SMS Faculty Member Sumita Chakravarty and MA Media Studies Student Guillermina Zabala Reflect on Kamala Harris and the Immigrant Story
Sumita S. Chakravarty & Guillermina Zabala reflect on Kamala Harris and the immigrant story
“For too long the immigrant story has been about loss, separation, and nostalgia or about arrival and assimilation. It has been about making good, or going under. More recently, under political leaders like Trump and others, it has been about invaders and criminals against whom new armies of patriots are ready to do battle. But the truth is as usual far more complicated and history does not necessarily foretell the future.”
-Sumita Chakravarty
“If there is one story the media has propagated widely is the story of Kamala’s mother, who has been a recurring theme in many of her speeches. According to an article in the Indian Express, on July 03, 2017, at a ceremony where 41 children and youth were being sworn in as U.S. citizens, she said, “Looking at this group, I can’t help but think of a young woman roughly the age of many of you.
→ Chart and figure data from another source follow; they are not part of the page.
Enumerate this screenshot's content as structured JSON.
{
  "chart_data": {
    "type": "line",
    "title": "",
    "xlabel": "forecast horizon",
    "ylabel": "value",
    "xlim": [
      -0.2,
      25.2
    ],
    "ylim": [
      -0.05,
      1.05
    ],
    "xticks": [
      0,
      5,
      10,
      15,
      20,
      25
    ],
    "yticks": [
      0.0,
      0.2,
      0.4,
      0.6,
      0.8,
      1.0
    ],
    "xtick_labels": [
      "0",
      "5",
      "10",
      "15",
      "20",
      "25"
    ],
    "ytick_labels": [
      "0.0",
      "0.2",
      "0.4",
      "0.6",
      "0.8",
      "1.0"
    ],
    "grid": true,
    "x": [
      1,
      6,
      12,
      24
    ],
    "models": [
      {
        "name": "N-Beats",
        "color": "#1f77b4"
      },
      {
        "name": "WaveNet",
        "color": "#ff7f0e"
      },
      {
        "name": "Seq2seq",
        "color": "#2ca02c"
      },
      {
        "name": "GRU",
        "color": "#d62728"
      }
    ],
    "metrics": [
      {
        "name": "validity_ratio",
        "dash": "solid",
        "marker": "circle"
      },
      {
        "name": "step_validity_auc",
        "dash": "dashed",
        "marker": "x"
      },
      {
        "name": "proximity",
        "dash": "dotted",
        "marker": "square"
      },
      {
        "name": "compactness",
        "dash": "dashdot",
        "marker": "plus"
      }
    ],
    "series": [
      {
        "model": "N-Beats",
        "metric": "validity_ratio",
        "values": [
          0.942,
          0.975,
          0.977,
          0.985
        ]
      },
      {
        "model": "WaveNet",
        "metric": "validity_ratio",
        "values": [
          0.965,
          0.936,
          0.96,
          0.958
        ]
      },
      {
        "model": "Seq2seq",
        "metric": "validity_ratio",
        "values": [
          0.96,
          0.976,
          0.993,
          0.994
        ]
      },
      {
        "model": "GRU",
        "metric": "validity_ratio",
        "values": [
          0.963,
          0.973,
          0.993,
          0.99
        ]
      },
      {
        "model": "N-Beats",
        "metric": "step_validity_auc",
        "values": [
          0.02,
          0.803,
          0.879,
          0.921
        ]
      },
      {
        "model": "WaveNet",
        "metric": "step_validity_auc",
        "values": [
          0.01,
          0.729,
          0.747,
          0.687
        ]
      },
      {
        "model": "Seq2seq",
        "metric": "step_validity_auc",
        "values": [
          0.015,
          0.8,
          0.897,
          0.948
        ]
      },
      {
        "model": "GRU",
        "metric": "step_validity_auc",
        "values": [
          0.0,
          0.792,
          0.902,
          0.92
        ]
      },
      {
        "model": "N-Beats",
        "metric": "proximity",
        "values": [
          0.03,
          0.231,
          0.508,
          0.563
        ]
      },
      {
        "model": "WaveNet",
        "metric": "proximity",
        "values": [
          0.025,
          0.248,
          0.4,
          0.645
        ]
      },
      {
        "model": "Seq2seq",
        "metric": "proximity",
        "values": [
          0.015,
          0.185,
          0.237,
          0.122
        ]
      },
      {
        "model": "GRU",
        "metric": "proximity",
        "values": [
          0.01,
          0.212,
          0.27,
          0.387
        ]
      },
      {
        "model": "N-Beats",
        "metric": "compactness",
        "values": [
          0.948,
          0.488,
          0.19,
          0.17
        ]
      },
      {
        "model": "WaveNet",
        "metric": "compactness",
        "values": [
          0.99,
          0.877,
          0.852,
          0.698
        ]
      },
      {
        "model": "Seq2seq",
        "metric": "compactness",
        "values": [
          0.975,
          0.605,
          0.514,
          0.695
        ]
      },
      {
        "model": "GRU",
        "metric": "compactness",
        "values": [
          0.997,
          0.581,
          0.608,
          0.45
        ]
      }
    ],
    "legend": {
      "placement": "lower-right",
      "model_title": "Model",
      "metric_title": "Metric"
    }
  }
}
She was born in Chennai, in the south of India, where she had been a talented singer and a precocious student. And this young woman dreamed of becoming a scientist. She wanted to study at one of the top universities in the world, the University of California, Berkeley. She was only 19, but her father let her travel halfway around the world, with the agreement that when she finished school she would return home to a traditional Indian marriage.” Kamala continues with the story which has an unexpected ending. “But at Berkeley, this young woman met a young man, also an immigrant. A top economics student from Jamaica. And so, instead of an arranged marriage, she went against thousands of years of tradition and chose a love marriage. That woman was my mother, Shyamala Gopalan. It was a hard choice and a brave choice that she made, fuelled by love and optimism,” she said.”